I also replaced the distributor with an electronic one (no points). This made the car run a lot better and is one less thing to worry about when tuning.

The air con was also dead - now removed.

General Comments:

The 260Z is a great looking car and now quite collectible. It has that classic curvaceous shape that never goes out of fashion. Don't be surprised if some people mistake it for a European exotic.

Even today it still remains a quick car, and is also fun to drive with good handling provided by the independant suspension.

Avoid the 3 speed auto though, that slows the Z substantially. I should know as I swapped my car over to 5 speed manual as soon as I could.

Coupes are better looking and harder to find than the 2+2 model. The 2+2 is still a decent car though so don't discount it, the longer wheel base provides some advantages.

The value of Zs is continuing to climb. I've noticed also that the number of wrecked Zs has dropped significantly over the last few years, perhaps indicating that the daily beaters Zs have all been driven into the ground. Rarity can only drive the value up further.

Would you buy another car from this manufacturer? Yes

Review Date: 27th January, 2005

29th Jan 2005, 10:01

For someone who seem's to know as much about Z's as you do, it is surprising that you chose a 260Z, generally considered to be the least desirable of the first generation of Z's.

4th Sep 2006, 09:46

I owned a 260 Z between 1979 and 1984. In those days it was a real head-turner. It was though a real pain to own! Just 5 years old when I bought it from a Datsun Dealership it was badly corroded on the door skins and in the non-draining boot sumps behind the rear wheels. It had been poorly re-sprayed, but even so, looked fantastic in its metallic blue paint. The diff was clunky (they always are) and it just peeled through rear wheel bearings. I hung on to the Hitachi carbs (totally uncontrollable) and had to fiddle with tuning almost every week.

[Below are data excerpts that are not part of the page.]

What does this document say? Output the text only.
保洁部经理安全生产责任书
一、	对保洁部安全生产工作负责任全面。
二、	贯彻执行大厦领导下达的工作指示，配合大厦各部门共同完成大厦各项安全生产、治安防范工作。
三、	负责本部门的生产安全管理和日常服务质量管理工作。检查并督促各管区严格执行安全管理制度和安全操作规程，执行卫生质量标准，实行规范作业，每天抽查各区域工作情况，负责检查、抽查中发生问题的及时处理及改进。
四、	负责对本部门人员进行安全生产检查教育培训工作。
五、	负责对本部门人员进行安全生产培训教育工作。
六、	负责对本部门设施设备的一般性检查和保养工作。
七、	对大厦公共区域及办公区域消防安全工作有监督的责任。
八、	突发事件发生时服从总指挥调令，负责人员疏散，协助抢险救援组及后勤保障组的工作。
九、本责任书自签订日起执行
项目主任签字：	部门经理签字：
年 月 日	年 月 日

Eventually it had a body re-build, but continued to be a mechanical nightmare and I got rid after 5 years. Performance by modern standard was poor. Road-holding was diabolical and stability at speed non-existent!!! Oddly though, I have just bought a restored 260Z and love it! Maybe a mid-life crisis.

5th Apr 2007, 02:04

Most conversions I've heard of change the gearbox to a modern RB suitable box, and modify the original mounting.

Probably best to go to hybridz.org and talk to the experts.

10th Mar 2008, 21:08

Wheres the best place to get a five speed manual for the 260? where did you find yours?